AbstractReducing mitochondrial oxidative stress has become an important strategy to prevent neuronal death in ischemic stroke. Previous studies have shown that 20(R)‐ginsenoside Rg3 can significantly improve behavioral abnormalities, reduce infarct size, and decrease the number of apoptotic neurons in cerebral ischemia/reperfusion injury rats. However, it remains unclear whether 20(R)‐ginsenoside Rg3 can inhibit mitochondrial oxidative stress in ischemic stroke and the potential molecular mechanism. In this study, we found that 20(R)‐ginsenoside Rg3 notably inhibited mitochondrial oxidative stress in middle cerebral artery occlusion/reperfusion (MCAO/R) rats and maintained the stability of mitochondrial structure and function. Treatment with 20(R)‐ginsenoside Rg3 also decreased the levels of mitochondrial fission proteins (Drp1 and Fis1) and increased the levels of fusion proteins (Opa1, Mfn1, and Mfn2) in MCAO/R rats. Furthermore, we found that 20(R)‐ginsenoside Rg3 promoted nuclear aggregation of nuclear factor erythroid2‐related factor 2 (Nrf2) but did not affect Kelch‐like ECH‐associated protein‐1 (Keap1), resulting in the downstream expression of antioxidants.
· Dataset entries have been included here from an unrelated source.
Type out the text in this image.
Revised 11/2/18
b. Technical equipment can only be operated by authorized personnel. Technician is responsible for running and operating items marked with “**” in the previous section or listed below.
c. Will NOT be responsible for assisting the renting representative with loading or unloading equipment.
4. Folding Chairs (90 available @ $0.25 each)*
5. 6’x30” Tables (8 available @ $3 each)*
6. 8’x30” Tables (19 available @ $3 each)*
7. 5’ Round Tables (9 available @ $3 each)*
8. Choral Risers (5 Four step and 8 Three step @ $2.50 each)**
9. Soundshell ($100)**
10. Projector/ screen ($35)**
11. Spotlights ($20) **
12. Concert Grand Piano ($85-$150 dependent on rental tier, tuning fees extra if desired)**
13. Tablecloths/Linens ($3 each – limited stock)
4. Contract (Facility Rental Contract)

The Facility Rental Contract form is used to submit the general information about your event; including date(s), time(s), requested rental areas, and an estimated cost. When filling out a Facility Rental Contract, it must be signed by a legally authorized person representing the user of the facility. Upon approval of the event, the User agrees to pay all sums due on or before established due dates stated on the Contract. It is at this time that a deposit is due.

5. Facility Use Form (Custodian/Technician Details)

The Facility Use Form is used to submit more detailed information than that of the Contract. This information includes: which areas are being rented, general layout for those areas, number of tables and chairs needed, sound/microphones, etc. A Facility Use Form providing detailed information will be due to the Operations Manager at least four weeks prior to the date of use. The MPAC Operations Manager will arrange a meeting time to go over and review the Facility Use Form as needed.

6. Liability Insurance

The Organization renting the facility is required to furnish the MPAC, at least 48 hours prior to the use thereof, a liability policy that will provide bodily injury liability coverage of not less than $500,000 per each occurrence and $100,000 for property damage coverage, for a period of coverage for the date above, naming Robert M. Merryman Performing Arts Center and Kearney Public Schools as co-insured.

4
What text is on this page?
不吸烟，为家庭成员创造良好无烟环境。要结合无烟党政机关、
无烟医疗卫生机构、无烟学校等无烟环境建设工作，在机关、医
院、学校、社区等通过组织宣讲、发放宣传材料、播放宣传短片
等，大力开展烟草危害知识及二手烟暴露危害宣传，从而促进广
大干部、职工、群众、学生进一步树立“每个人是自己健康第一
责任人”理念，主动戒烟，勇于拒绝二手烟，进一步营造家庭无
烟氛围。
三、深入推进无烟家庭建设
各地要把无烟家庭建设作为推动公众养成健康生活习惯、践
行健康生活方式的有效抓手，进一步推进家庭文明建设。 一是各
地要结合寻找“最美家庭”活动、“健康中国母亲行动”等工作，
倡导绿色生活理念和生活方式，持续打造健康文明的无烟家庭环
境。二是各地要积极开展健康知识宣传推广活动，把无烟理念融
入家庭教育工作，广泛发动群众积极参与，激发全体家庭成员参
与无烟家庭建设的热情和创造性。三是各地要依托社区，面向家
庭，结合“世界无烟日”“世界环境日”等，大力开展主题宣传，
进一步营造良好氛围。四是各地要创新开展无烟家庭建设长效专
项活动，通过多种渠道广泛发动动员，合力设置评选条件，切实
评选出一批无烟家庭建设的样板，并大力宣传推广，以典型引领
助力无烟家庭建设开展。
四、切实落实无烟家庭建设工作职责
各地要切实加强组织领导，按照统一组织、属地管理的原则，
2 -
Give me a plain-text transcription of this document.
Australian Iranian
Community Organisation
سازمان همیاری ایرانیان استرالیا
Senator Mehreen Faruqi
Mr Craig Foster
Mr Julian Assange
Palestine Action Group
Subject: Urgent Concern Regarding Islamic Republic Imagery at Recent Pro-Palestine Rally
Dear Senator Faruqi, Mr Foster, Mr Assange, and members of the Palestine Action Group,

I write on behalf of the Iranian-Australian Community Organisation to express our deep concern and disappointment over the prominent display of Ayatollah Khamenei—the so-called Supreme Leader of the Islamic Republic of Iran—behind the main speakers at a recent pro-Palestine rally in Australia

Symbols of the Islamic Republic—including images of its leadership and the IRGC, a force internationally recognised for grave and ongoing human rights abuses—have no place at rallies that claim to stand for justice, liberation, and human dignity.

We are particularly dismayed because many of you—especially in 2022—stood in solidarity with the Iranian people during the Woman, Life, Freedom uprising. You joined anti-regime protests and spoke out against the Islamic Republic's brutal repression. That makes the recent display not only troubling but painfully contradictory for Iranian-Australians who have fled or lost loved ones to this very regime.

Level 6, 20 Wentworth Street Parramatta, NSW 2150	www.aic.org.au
In in vitro oxygen‐glucose deprivation/reperfusion stroke models, the results of PC12 cells treated with 20(R)‐ginsenoside Rg3 were consistent with animal experiments. After transfection with Nrf2 short interfering RNA (siRNA), the protective effect of 20(R)‐ginsenoside Rg3 on PC12 cells was reversed. In conclusion, the inhibition of mitochondrial oxidative stress plays a vital position in the anti‐cerebral ischemia‐reperfusion injury of 20(R)‐ginsenoside Rg3, and its neuroprotective mechanism is related to the activation of the nuclear factor erythroid2‐related factor 2/heme oxygenase 1 signaling pathway.